One of the issues for the DDOS attack was that we are on a shared hosting plan. This has the advantage of being Cheap ($). But you are sharing the same server with several others. Old(er) developers among you might remember a time when programming was done via terminals , connected to a centralized system. These systems were usually Unix Boxes and were known as multi-user systems. Windows Systems don’t have the concept of multi-user even on so-called Windows Server boxes. This is because computing horsepower is so cheap. Everyone can have their own computer. But Unix and Linux systems still have this feature even to this day.
What does this have to do with shared hosting? It turns out that web-servers can serve up different websites based upon how they are accessed. Apache calls this Virtual Host. Nginx uses server blocks. I’m sure that IIS has a way of doing this as well. For Example if www.domain1.com points to 18.104.22.168 and www.domain2.com points to the same IP Address. If Virtual Hosts is properly setup then domain1’s webpages will be different than domain2’s webpages. The users of domain1 will think that they are on a completely different site than domain2 and in essence they are.

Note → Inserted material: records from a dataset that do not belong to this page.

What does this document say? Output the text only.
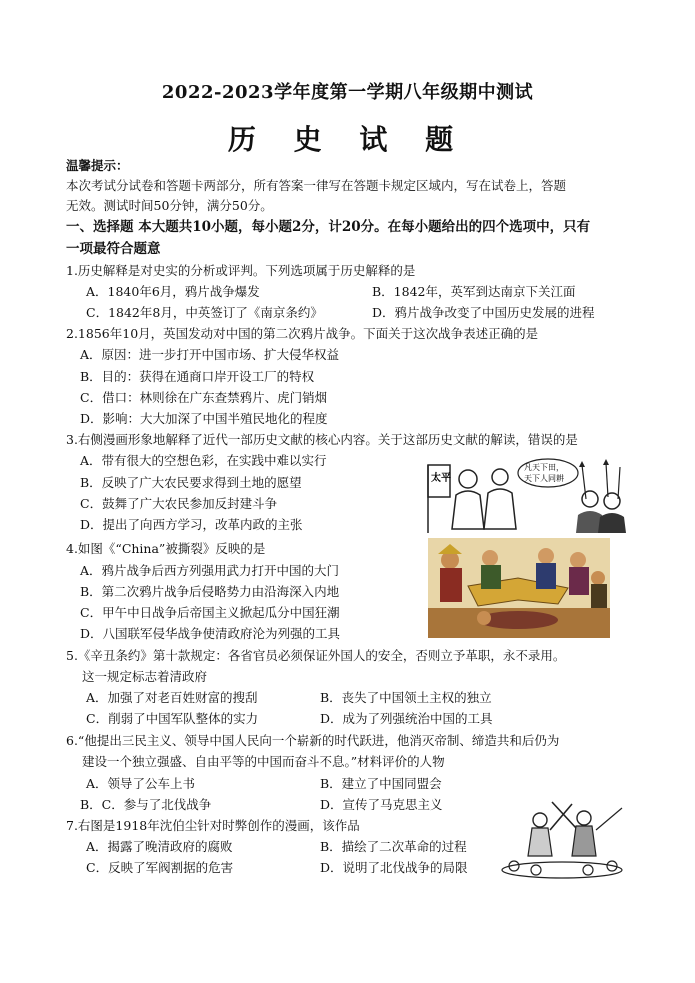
2022-2023学年度第一学期八年级期中测试
历 史 试 题
温馨提示：
本次考试分试卷和答题卡两部分，所有答案一律写在答题卡规定区域内，写在试卷上，答题
无效。测试时间50分钟，满分50分。
一、选择题 本大题共10小题，每小题2分，计20分。在每小题给出的四个选项中，只有
一项最符合题意
1.历史解释是对史实的分析或评判。下列选项属于历史解释的是
A．1840年6月，鸦片战争爆发	B．1842年，英军到达南京下关江面
C．1842年8月，中英签订了《南京条约》	D．鸦片战争改变了中国历史发展的进程
2.1856年10月，英国发动对中国的第二次鸦片战争。下面关于这次战争表述正确的是
A．原因：进一步打开中国市场、扩大侵华权益
B．目的：获得在通商口岸开设工厂的特权
C．借口：林则徐在广东查禁鸦片、虎门销烟
D．影响：大大加深了中国半殖民地化的程度
3.右侧漫画形象地解释了近代一部历史文献的核心内容。关于这部历史文献的解读，错误的是
A．带有很大的空想色彩，在实践中难以实行
B．反映了广大农民要求得到土地的愿望
C．鼓舞了广大农民参加反封建斗争
D．提出了向西方学习，改革内政的主张
太平
凡天下田，
天下人同耕
4.如图《“China”被撕裂》反映的是
A．鸦片战争后西方列强用武力打开中国的大门
B．第二次鸦片战争后侵略势力由沿海深入内地
C．甲午中日战争后帝国主义掀起瓜分中国狂潮
D．八国联军侵华战争使清政府沦为列强的工具
5.《辛丑条约》第十款规定：各省官员必须保证外国人的安全，否则立予革职，永不录用。
这一规定标志着清政府
A．加强了对老百姓财富的搜刮	B．丧失了中国领土主权的独立
C．削弱了中国军队整体的实力	D．成为了列强统治中国的工具
6.“他提出三民主义、领导中国人民向一个崭新的时代跃进，他消灭帝制、缔造共和后仍为
建设一个独立强盛、自由平等的中国而奋斗不息。”材料评价的人物
A．领导了公车上书	B．建立了中国同盟会
B．C．参与了北伐战争	D．宣传了马克思主义
7.右图是1918年沈伯尘针对时弊创作的漫画，该作品
A．揭露了晚清政府的腐败	B．描绘了二次革命的过程
C．反映了军阀割据的危害	D．说明了北伐战争的局限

Here is a better explanation:
On my shared hosting account I could log into my account but I was just a user. I could not see the access and error logs. This can be provided for me but Verio didn’t bother.
So what is a VPS? A VPS (Virtual Private Server) is a virtual host in the cloud. The VPS provides an operating system with some software pre-loaded. There is a control panel where I can stop/start the server. Re-install the OS if I wanted etc. They provide ssh access to it and you can login as root. In short you own the box. I chose a local VPS provider interserver.com, So far they are excellent. I chose the cheapest plan for $6.00. This is even cheaper than Verio’s shared hosting. You can get a site based in New Jersey unlike Colorado where the Verio servers are located. Since I am a Linux SA I found it easy to setup Apache. The great thing is that I fully controlled the box so I can access the logs, configure Apache and security the way I saw fit.
It turned out that I needed a VPS to fix my DDOS problem.